The Tuileries have become pleasingly quieter since the adjoining Rue de Rivoli and the riverbank were largely closed off to cars during the pandemic. Le tout Paris strolls here now. Even Emmanuel Macron and his wife Brigitte tried on the evening of last Bastille Day, but other park users spotted them and launched into the traditional chant of “Macron, resign!” He protested, “It’s a holiday, I’m strolling with my wife,” but then, as is his wont, he got stuck into the argument.
It’s a rare conflict in the Tuileries. Generally, the ambience inspires civility. You rarely see people here littering, or shouting into smartphones set to speaker.
Eating and drinking here require ingenuity these days, with the park’s cafés and crêperie closed. Eating in the wild is traditionally considered only semi-civilised in Paris, but now, with nowhere else to go, couples share takeout meals on the chairs beside one of the park’s fountains. There are low-end food stalls outside the Place de la Concorde entrance. Upmarket types head for the Rue de Rivoli to queue for takeout at Angelina (famous for its hot chocolate), Café Kitsuné (Franco-Japanese high-end coffee) and Mado à Paris (a madeleine specialist).
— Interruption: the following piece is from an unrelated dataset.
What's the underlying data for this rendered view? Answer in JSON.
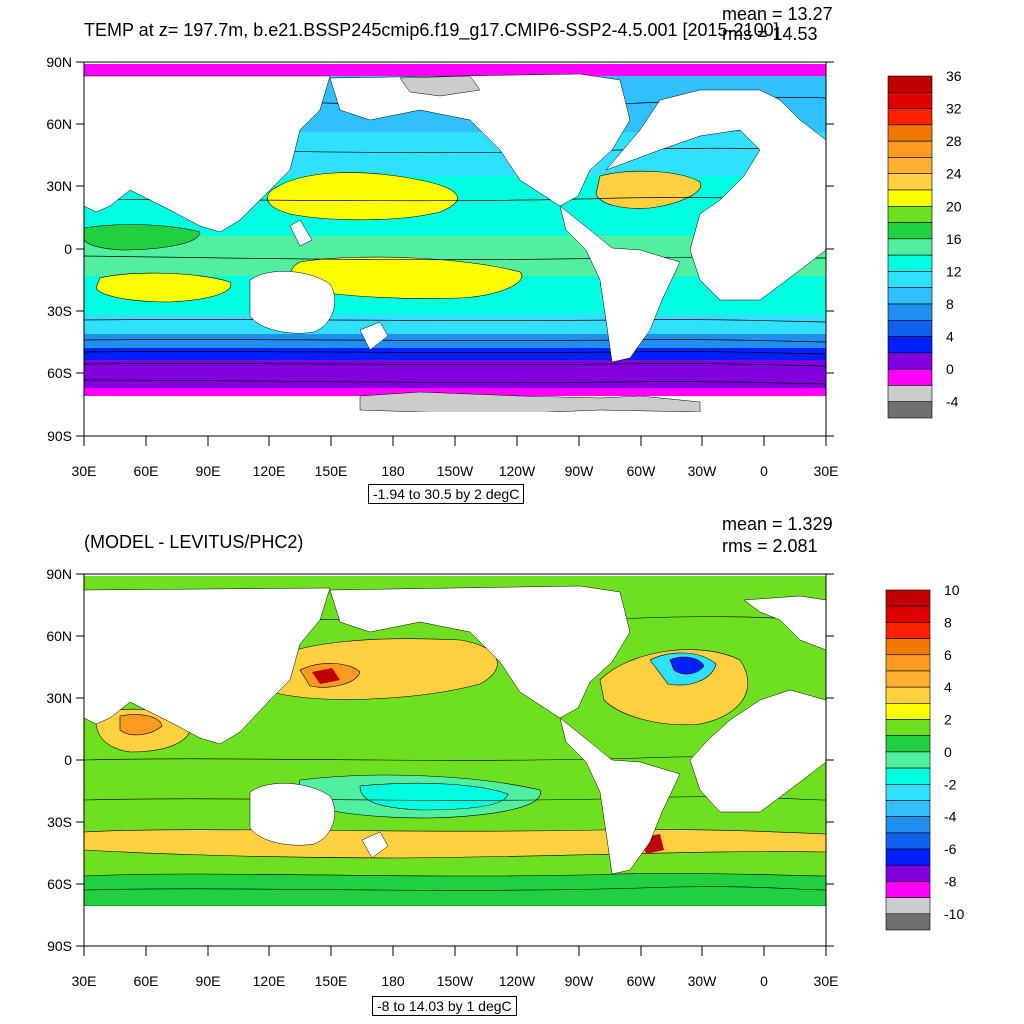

The arcaded street also boasts Paris’ largest English-language bookshop, WHSmith, going strong here since 1903 and open during the pandemic.
The denizens of the park who move me most are the ones who come alone. Just over half of Parisian households consist of one person, and it’s been a hard year for singletons. You see them on the green chairs, reading books, playing with phones or staring hungrily at passing couples. One day all this will be over, though given the pace of France’s vaccination effort, not any time soon.
The Tuileries is now undergoing renovations to make it more shadowy and bird-rich, and less dusty. Two monumental new entrances are being built on the Rue de Rivoli and the riverside. Post-pandemic, the garden might look even better, but it surely won’t be more essential to Parisian sanity than it is right now.